The battle to preserve Jonathan Dickinson State Park and Florida’s other parks, none of which now has a golf course, becomes very confusing because it pits one “Audubon” against another. The organization Audubon International supports the golf course trail in state parks. It turns out that this “Audubon,” which operates separately from the conservation organizations using the same name, receives funding from the U.S. Golf Association.
“Their purpose is to work with golf course developers, and our purpose is to preserve habitat,” says Eric Draper, executive director of Audubon of Florida. It did just that in Tennessee.
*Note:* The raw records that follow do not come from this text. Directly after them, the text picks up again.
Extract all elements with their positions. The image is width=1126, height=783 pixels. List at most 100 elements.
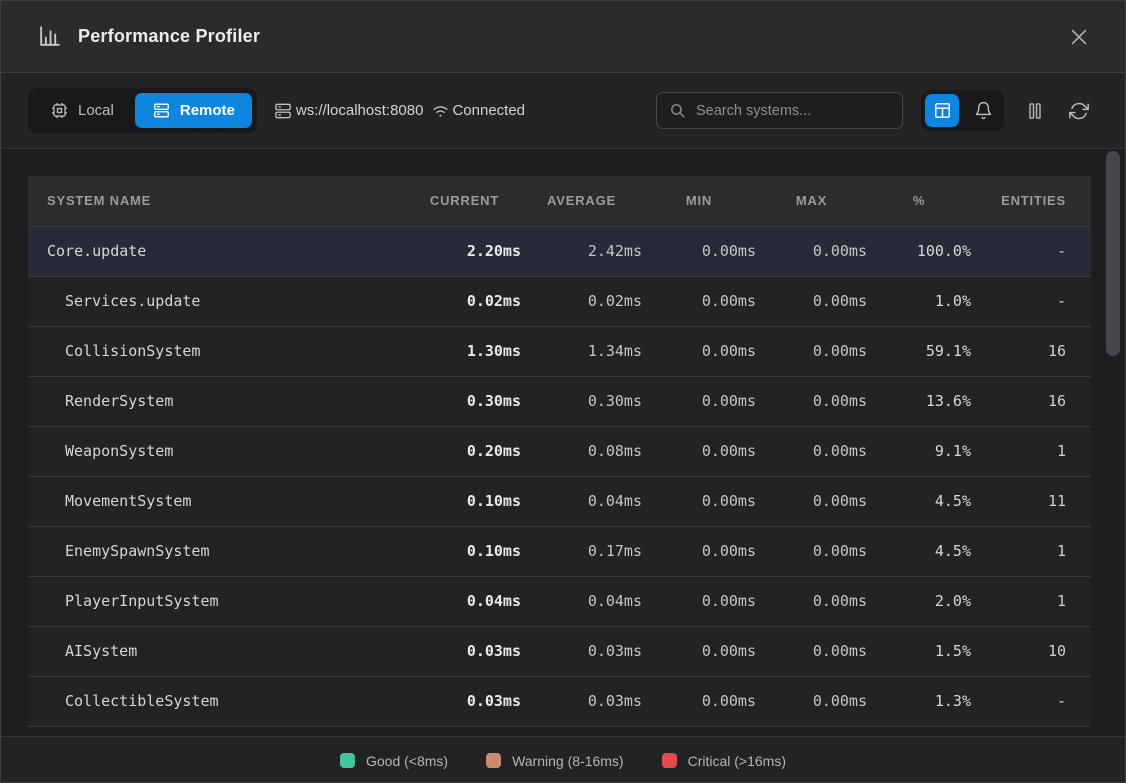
column-header-current[interactable]: CURRENT: [408, 176, 521, 226]
wifi-icon: [431, 101, 450, 120]
local-mode-label: Local: [78, 102, 114, 119]
system-name-cell: CollisionSystem: [28, 326, 408, 376]
table-row[interactable]: CollisionSystem 1.30ms 1.34ms 0.00ms 0.0…: [28, 326, 1091, 376]
title-group: Performance Profiler: [37, 24, 260, 49]
column-header-min[interactable]: MIN: [642, 176, 756, 226]
close-icon: [1068, 26, 1090, 48]
entities-cell: 1: [971, 576, 1091, 626]
min-cell: 0.00ms: [642, 626, 756, 676]
profiler-table: SYSTEM NAME CURRENT AVERAGE MIN MAX % EN…: [28, 176, 1091, 727]
table-row[interactable]: PlayerInputSystem 0.04ms 0.04ms 0.00ms 0…: [28, 576, 1091, 626]
current-cell: 0.04ms: [408, 576, 521, 626]
search-box: [656, 92, 903, 129]
percent-cell: 4.5%: [867, 526, 971, 576]
min-cell: 0.00ms: [642, 676, 756, 726]
max-cell: 0.00ms: [756, 576, 867, 626]
table-row[interactable]: Core.update 2.20ms 2.42ms 0.00ms 0.00ms …: [28, 226, 1091, 276]
alerts-button[interactable]: [966, 94, 1000, 127]
current-cell: 0.03ms: [408, 676, 521, 726]
max-cell: 0.00ms: [756, 526, 867, 576]
max-cell: 0.00ms: [756, 226, 867, 276]
max-cell: 0.00ms: [756, 276, 867, 326]
min-cell: 0.00ms: [642, 526, 756, 576]
entities-cell: 1: [971, 426, 1091, 476]
connection-info: ws://localhost:8080 Connected: [273, 101, 525, 121]
refresh-icon: [1069, 101, 1089, 121]
column-header-percent[interactable]: %: [867, 176, 971, 226]
window-header: Performance Profiler: [1, 1, 1125, 73]
average-cell: 0.03ms: [521, 676, 642, 726]
percent-cell: 13.6%: [867, 376, 971, 426]
connection-url: ws://localhost:8080: [296, 102, 424, 119]
critical-swatch: [662, 753, 677, 768]
legend-item-good: Good (<8ms): [340, 753, 448, 769]
legend-footer: Good (<8ms) Warning (8-16ms) Critical (>…: [1, 736, 1125, 783]
table-row[interactable]: RenderSystem 0.30ms 0.30ms 0.00ms 0.00ms…: [28, 376, 1091, 426]
toolbar-right: [656, 90, 1092, 131]
current-cell: 0.02ms: [408, 276, 521, 326]
view-button-group: [921, 90, 1004, 131]
table-row[interactable]: AISystem 0.03ms 0.03ms 0.00ms 0.00ms 1.5…: [28, 626, 1091, 676]
average-cell: 1.34ms: [521, 326, 642, 376]
percent-cell: 1.5%: [867, 626, 971, 676]
min-cell: 0.00ms: [642, 476, 756, 526]
remote-mode-button[interactable]: Remote: [135, 93, 252, 128]
average-cell: 2.42ms: [521, 226, 642, 276]
mode-toggle: Local Remote: [28, 88, 257, 133]
system-name-cell: AISystem: [28, 626, 408, 676]
scrollbar-thumb[interactable]: [1106, 151, 1120, 356]
table-row[interactable]: MovementSystem 0.10ms 0.04ms 0.00ms 0.00…: [28, 476, 1091, 526]
current-cell: 0.03ms: [408, 626, 521, 676]
percent-cell: 59.1%: [867, 326, 971, 376]
remote-mode-label: Remote: [180, 102, 235, 119]
bell-icon: [974, 101, 993, 120]
search-input[interactable]: [696, 103, 890, 119]
local-mode-button[interactable]: Local: [33, 93, 131, 128]
system-name-cell: EnemySpawnSystem: [28, 526, 408, 576]
column-header-max[interactable]: MAX: [756, 176, 867, 226]
percent-cell: 1.0%: [867, 276, 971, 326]
legend-label: Critical (>16ms): [688, 753, 786, 769]
min-cell: 0.00ms: [642, 226, 756, 276]
table-area: SYSTEM NAME CURRENT AVERAGE MIN MAX % EN…: [1, 149, 1125, 736]
max-cell: 0.00ms: [756, 376, 867, 426]
min-cell: 0.00ms: [642, 376, 756, 426]
table-row[interactable]: WeaponSystem 0.20ms 0.08ms 0.00ms 0.00ms…: [28, 426, 1091, 476]
search-icon: [669, 102, 686, 119]
pause-button[interactable]: [1022, 98, 1048, 124]
current-cell: 0.10ms: [408, 476, 521, 526]
legend-label: Good (<8ms): [366, 753, 448, 769]
good-swatch: [340, 753, 355, 768]
table-row[interactable]: Services.update 0.02ms 0.02ms 0.00ms 0.0…: [28, 276, 1091, 326]
min-cell: 0.00ms: [642, 426, 756, 476]
system-name-cell: WeaponSystem: [28, 426, 408, 476]
close-button[interactable]: [1065, 23, 1093, 51]
column-header-entities[interactable]: ENTITIES: [971, 176, 1091, 226]
cpu-chip-icon: [50, 101, 69, 120]
min-cell: 0.00ms: [642, 576, 756, 626]
entities-cell: 11: [971, 476, 1091, 526]
average-cell: 0.04ms: [521, 476, 642, 526]
toolbar-left: Local Remote: [28, 88, 525, 133]
system-name-cell: CollectibleSystem: [28, 676, 408, 726]
system-name-cell: RenderSystem: [28, 376, 408, 426]
current-cell: 0.20ms: [408, 426, 521, 476]
column-header-system-name[interactable]: SYSTEM NAME: [28, 176, 408, 226]
table-row[interactable]: EnemySpawnSystem 0.10ms 0.17ms 0.00ms 0.…: [28, 526, 1091, 576]
bar-chart-icon: [37, 24, 62, 49]
percent-cell: 1.3%: [867, 676, 971, 726]
min-cell: 0.00ms: [642, 326, 756, 376]
connection-status: Connected: [452, 102, 525, 119]
entities-cell: 10: [971, 626, 1091, 676]
percent-cell: 100.0%: [867, 226, 971, 276]
refresh-button[interactable]: [1066, 98, 1092, 124]
average-cell: 0.02ms: [521, 276, 642, 326]
table-header-row: SYSTEM NAME CURRENT AVERAGE MIN MAX % EN…: [28, 176, 1091, 226]
max-cell: 0.00ms: [756, 326, 867, 376]
column-header-average[interactable]: AVERAGE: [521, 176, 642, 226]
system-name-cell: Core.update: [28, 226, 408, 276]
entities-cell: 16: [971, 326, 1091, 376]
server-icon: [273, 101, 293, 121]
table-row[interactable]: CollectibleSystem 0.03ms 0.03ms 0.00ms 0…: [28, 676, 1091, 726]
table-view-button[interactable]: [925, 94, 959, 127]
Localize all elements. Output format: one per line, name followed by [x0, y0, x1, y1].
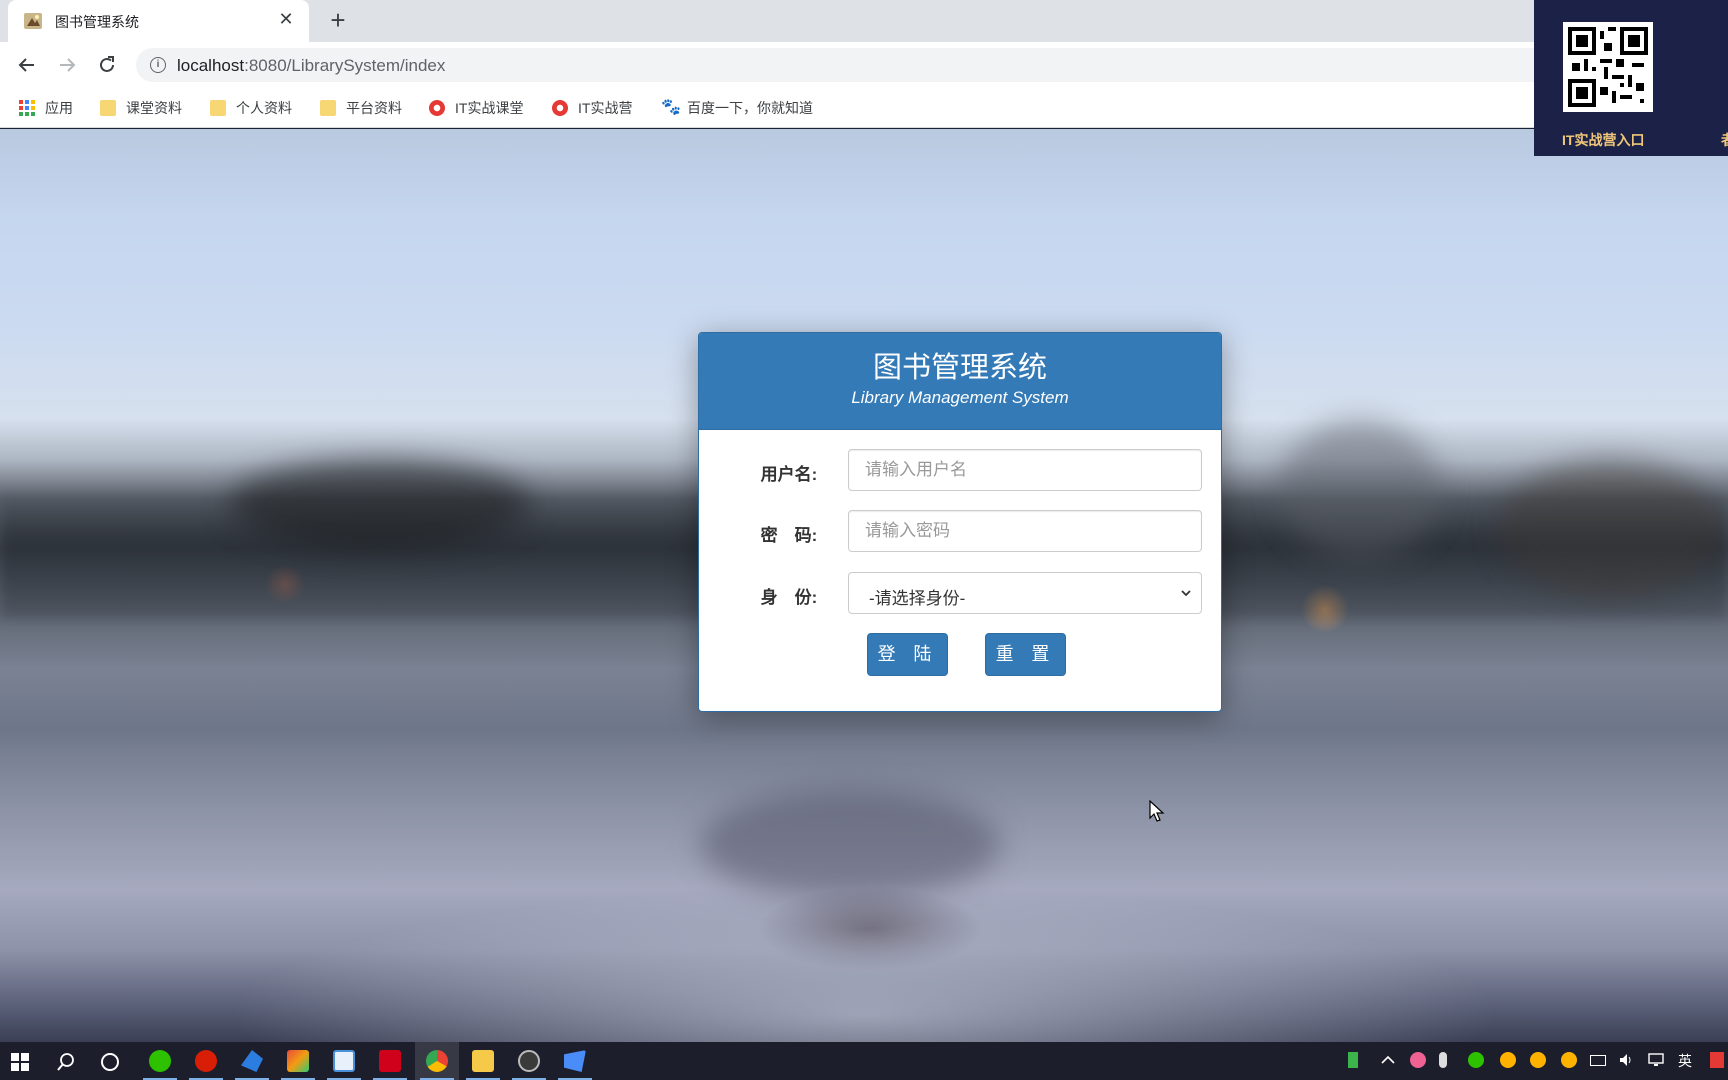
bookmark-label: 个人资料: [236, 100, 292, 116]
tab-title: 图书管理系统: [55, 14, 139, 30]
qr-code-image: [1563, 22, 1653, 112]
flower-app-icon[interactable]: [1410, 1052, 1426, 1068]
qr-code-overlay: IT实战营入口 者: [1534, 0, 1728, 156]
bookmarks-bar: 应用 课堂资料 个人资料 平台资料 IT实战课堂 IT实战营 🐾 百度一下，你就…: [0, 88, 1728, 128]
url-text: localhost:8080/LibrarySystem/index: [177, 56, 445, 76]
bookmark-folder-platform[interactable]: 平台资料: [320, 97, 402, 119]
network-icon[interactable]: [1648, 1052, 1664, 1068]
bookmark-apps[interactable]: 应用: [19, 97, 73, 119]
chevron-up-icon[interactable]: [1380, 1052, 1396, 1068]
address-bar[interactable]: i localhost:8080/LibrarySystem/index: [136, 48, 1696, 82]
browser-tab-strip: 图书管理系统 ✕ +: [0, 0, 1728, 42]
network-app-icon[interactable]: [333, 1050, 355, 1072]
url-path: :8080/LibrarySystem/index: [244, 56, 446, 75]
folder-icon: [210, 100, 226, 116]
reset-button[interactable]: 重 置: [985, 633, 1066, 676]
settings-gear-icon[interactable]: [518, 1050, 540, 1072]
microphone-icon[interactable]: [1439, 1052, 1447, 1068]
ime-language-label[interactable]: 英: [1678, 1051, 1692, 1071]
chevron-down-icon: [1181, 590, 1191, 597]
qq-icon[interactable]: [1561, 1052, 1577, 1068]
baidu-paw-icon: 🐾: [661, 99, 681, 116]
login-button[interactable]: 登 陆: [867, 633, 948, 676]
paper-plane-app-icon[interactable]: [564, 1050, 586, 1072]
volume-icon[interactable]: [1618, 1052, 1634, 1068]
bookmark-label: 应用: [45, 100, 73, 116]
username-input[interactable]: [848, 449, 1202, 491]
bookmark-it-camp[interactable]: IT实战营: [552, 97, 632, 119]
cortana-icon[interactable]: [100, 1052, 120, 1072]
battery-app-icon[interactable]: [1348, 1052, 1358, 1068]
username-row: 用户名:: [699, 449, 1221, 491]
login-title: 图书管理系统: [872, 350, 1047, 384]
bookmark-folder-personal[interactable]: 个人资料: [210, 97, 292, 119]
reload-icon[interactable]: [92, 50, 122, 80]
folder-icon: [100, 100, 116, 116]
bookmark-label: IT实战课堂: [455, 100, 524, 116]
qr-entry-label: IT实战营入口: [1562, 132, 1645, 148]
new-tab-icon[interactable]: +: [324, 6, 352, 34]
bookmark-label: 课堂资料: [126, 100, 182, 116]
role-label: 身 份:: [760, 588, 818, 607]
windows-taskbar: 英: [0, 1042, 1728, 1080]
login-subtitle: Library Management System: [851, 388, 1069, 407]
qr-label-cutoff: 者: [1721, 130, 1728, 150]
colorful-app-icon[interactable]: [287, 1050, 309, 1072]
browser-toolbar: i localhost:8080/LibrarySystem/index: [0, 42, 1728, 88]
bookmark-it-classroom[interactable]: IT实战课堂: [429, 97, 523, 119]
chrome-icon[interactable]: [426, 1050, 448, 1072]
back-arrow-icon[interactable]: [12, 50, 42, 80]
role-row: 身 份: -请选择身份-: [699, 572, 1221, 614]
bookmark-label: 平台资料: [346, 100, 402, 116]
netease-music-icon[interactable]: [195, 1050, 217, 1072]
ime-app-icon[interactable]: [1710, 1052, 1724, 1068]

Audubon International designated several courses of the Tennessee Golf Trail as a “Certified Audubon Cooperative Sanctuary.”
In a different Miami, Bucky Albers wrote about similar issues in Ohio and noted this about club memberships there.
Last year, for instance, Walnut Grove Country Club attracted 100 new members by permitting them to join for one year by putting up $1,000 ($1,500 for a family membership) while contributing $60 monthly for food and beverage and paying an additional $100 for a locker and $100 for bag storage.
The infusion of cash enabled WG to give its clubhouse a remarkable facelift, but there was a downside in that some of the longtime members were not happy others were enjoying the facilities without paying the usual initiation fee. Some dropped out.
The WG board knew that not all of the 100 would return in 2011 and pay the normal fees, but it was hoped that many would enjoy the club and remain. It turned out that only 22 opted to sign up again this year.
Among the other 78, there were 10 who last fall accepted an offer from Dayton Country Club to join as a group in 2011 without having to contribute the posted $14,000 initiation fee. They agreed to remain for two years and pay monthly dues.
This spring, DCC also offered individual memberships for a $3,500 initiation fee plus a guarantee that the newcomers would pay dues for two years. That fee has been bumped up to $5,000 for anyone joining before June 1.